Uniqlo ad pulled in South Korea over wartime sexual slavery row

Retail giant accused of making light of ‘comfort women’ debate with Korean translation of new advertisement.

South Korea Uniqlo protests
Demonstrators protested outside Uniqlo shops in South Korea on Monday [Yonhap via AFP]

Japanese fashion giant Uniqlo has withdrawn a new advertisement from South Korea following allegations that it defamed victims of Japan’s wartime sexual slavery campaign.

The advertisement, featuring 98-year-old United States fashion figure Iris Apfel, was pulled from screens in South Korea on Monday after it was accused of whitewashing colonial history.

South Korea and Japan are both US allies, democracies and market economies faced with an overbearing China and a nuclear-armed North Korea, but their relationship is deeply strained by the legacy of Tokyo’s 20th-century expansionism.

In the advertisement, Apfel chats with Kheris Rogers, a designer 85 years her junior. The last line has Apfel, asked how she used to dress as a teenager, innocuously responding: “Oh my God, I can’t remember that far back.”

However, the translation submitted by Uniqlo’s Korean arm subtitled its version slightly differently, reading: “I can’t remember things that happened more than 80 years ago.”

Critics claimed that Uniqlo intentionally translated the older woman’s line as such in order to mock victims of sexual slavery as it could refer to the period of the second world war, when the Korean Peninsula was under Japan’s brutal colonial rule and an estimated 200,000 women – mostly from Korea – were pushed into sexual slavery in front-line brothels.

The phrase “Uniqlo comfort women” – in reference to the euphemism commonly used to describe the victims of sexual slavery – was among the most-searched terms on Naver, South Korea’s largest online platform, over the weekend, and demonstrators protested outside Uniqlo shops on Monday.

Uniqlo has denied any intention to cause upset.

“We did not have any political motive,” the company said in a statement. “However, we decided to halt the advertisement after taking into considerations that some people were disturbed by that part of the contents.”

The company added that the translation was intended to emphasise the age difference between the two models and to make it easier for South Korean customers to understand the meaning of the statement.

Seoul and Tokyo are currently locked in a bitter trade and diplomatic dispute stemming from historical disputes and South Korean consumers have mounted boycotts of Japanese products.

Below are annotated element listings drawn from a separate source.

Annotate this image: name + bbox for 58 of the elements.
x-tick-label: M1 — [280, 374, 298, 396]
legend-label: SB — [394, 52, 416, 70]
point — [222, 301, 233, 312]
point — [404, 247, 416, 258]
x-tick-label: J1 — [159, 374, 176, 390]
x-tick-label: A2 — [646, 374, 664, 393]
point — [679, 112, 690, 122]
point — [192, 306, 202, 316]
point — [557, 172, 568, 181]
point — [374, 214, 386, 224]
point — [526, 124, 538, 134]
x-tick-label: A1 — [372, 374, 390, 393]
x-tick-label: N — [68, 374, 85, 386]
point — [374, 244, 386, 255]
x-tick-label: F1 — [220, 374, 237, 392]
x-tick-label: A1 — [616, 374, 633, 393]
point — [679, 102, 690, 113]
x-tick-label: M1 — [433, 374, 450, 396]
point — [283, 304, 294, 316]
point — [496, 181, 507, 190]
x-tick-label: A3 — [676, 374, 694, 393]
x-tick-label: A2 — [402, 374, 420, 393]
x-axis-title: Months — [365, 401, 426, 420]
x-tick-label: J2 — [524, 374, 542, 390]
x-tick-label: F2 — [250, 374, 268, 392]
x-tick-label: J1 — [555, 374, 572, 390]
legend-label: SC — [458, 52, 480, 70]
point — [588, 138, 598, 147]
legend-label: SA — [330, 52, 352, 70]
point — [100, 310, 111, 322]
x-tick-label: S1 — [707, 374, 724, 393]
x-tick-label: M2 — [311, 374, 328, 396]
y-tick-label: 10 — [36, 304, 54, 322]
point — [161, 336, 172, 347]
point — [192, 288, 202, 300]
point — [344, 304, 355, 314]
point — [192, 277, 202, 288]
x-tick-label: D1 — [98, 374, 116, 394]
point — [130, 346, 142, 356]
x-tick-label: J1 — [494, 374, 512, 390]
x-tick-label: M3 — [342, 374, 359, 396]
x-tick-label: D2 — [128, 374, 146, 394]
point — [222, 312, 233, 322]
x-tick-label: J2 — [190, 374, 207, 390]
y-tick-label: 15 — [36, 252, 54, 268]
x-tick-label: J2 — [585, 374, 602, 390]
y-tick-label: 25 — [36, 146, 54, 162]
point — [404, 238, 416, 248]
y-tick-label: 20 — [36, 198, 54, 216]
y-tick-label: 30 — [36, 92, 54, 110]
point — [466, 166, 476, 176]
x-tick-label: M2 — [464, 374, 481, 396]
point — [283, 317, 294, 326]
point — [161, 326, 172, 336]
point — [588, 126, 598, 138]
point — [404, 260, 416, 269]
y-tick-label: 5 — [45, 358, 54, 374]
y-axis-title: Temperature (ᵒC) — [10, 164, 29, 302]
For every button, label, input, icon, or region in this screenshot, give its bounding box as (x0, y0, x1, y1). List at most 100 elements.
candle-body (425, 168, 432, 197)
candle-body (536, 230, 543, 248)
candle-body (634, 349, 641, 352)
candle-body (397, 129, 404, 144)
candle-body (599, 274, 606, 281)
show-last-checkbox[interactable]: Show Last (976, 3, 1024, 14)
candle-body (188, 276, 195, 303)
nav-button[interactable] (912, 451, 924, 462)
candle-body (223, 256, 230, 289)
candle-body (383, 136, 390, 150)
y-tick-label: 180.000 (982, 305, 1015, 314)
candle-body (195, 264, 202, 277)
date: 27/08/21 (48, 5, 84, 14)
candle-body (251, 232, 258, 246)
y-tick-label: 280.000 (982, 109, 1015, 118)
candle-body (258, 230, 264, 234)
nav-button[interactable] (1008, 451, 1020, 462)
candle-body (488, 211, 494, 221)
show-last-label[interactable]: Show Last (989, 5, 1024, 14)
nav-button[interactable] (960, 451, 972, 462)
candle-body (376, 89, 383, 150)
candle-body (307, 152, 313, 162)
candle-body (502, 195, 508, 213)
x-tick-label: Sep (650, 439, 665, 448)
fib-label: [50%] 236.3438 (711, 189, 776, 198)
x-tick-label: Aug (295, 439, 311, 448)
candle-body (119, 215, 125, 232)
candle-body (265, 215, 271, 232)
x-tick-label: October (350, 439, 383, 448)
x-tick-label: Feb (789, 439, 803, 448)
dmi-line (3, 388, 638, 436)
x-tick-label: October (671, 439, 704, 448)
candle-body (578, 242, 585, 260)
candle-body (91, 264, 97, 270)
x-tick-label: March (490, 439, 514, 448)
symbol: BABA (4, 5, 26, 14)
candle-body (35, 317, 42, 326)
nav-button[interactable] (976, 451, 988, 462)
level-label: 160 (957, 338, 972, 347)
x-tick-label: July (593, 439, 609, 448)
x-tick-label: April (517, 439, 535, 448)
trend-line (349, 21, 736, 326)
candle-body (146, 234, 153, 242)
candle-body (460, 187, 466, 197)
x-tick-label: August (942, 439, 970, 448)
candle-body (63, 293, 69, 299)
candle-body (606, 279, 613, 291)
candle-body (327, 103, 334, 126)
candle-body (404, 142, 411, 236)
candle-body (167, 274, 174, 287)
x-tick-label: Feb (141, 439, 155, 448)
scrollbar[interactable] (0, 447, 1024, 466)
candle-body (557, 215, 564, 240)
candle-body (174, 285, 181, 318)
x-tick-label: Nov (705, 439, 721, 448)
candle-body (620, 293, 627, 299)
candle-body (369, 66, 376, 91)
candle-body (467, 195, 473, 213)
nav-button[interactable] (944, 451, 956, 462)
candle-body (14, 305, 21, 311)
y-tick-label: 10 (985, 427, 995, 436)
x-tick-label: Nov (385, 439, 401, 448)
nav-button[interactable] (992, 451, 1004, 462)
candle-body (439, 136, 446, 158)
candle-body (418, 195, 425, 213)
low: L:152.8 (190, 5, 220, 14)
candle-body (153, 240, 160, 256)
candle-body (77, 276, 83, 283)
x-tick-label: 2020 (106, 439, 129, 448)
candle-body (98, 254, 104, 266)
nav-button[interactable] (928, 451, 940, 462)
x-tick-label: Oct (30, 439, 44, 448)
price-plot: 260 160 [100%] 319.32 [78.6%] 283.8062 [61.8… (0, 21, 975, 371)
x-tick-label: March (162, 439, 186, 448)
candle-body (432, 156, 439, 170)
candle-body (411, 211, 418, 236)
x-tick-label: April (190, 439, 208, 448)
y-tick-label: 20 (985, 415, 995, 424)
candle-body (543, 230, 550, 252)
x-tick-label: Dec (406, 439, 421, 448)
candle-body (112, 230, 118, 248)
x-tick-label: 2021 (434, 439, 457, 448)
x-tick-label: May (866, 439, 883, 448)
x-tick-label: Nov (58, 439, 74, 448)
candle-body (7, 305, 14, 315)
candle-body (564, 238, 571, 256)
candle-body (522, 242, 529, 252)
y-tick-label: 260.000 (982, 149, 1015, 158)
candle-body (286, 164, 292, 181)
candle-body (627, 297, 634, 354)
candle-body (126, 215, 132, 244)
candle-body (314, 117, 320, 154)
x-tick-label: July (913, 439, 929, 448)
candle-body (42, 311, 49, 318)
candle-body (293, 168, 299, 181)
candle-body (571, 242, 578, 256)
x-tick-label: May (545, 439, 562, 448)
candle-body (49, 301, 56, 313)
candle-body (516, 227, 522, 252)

Uniqlo – which has 186 shops in South Korea – has been one of the most high-profile targets, while Japanese carmakers’ sales dropped to nearly 60 percent year-on-year in September.

Analysts said the controversy had shone a new light on the politicisation of the neighbours’ complex history.

Kim Sung-han, a former foreign affairs minister who teaches at Korea University, told AFP news agency that the reaction was excessive and involved a “jump in logic” that assumed “everything Uniqlo does is political as a Japanese company”.

“I don’t see how her remark could be linked to the comfort women issue,” he added. “This is overly-sensitive.”

Japan colonised the Korean Peninsula from 1910 to 1945.

It has repeatedly said the issue of wartime sexual slavery was resolved by a 2015 deal struck with the previous South Korean administration, which provided an official apology and one billion yen ($9.03m) to establish a foundation to help surviving women.

The agreement was said to be a “final and irreversible” conclusion to the issue, however, some victims said they were not consulted on the terms of the agreement.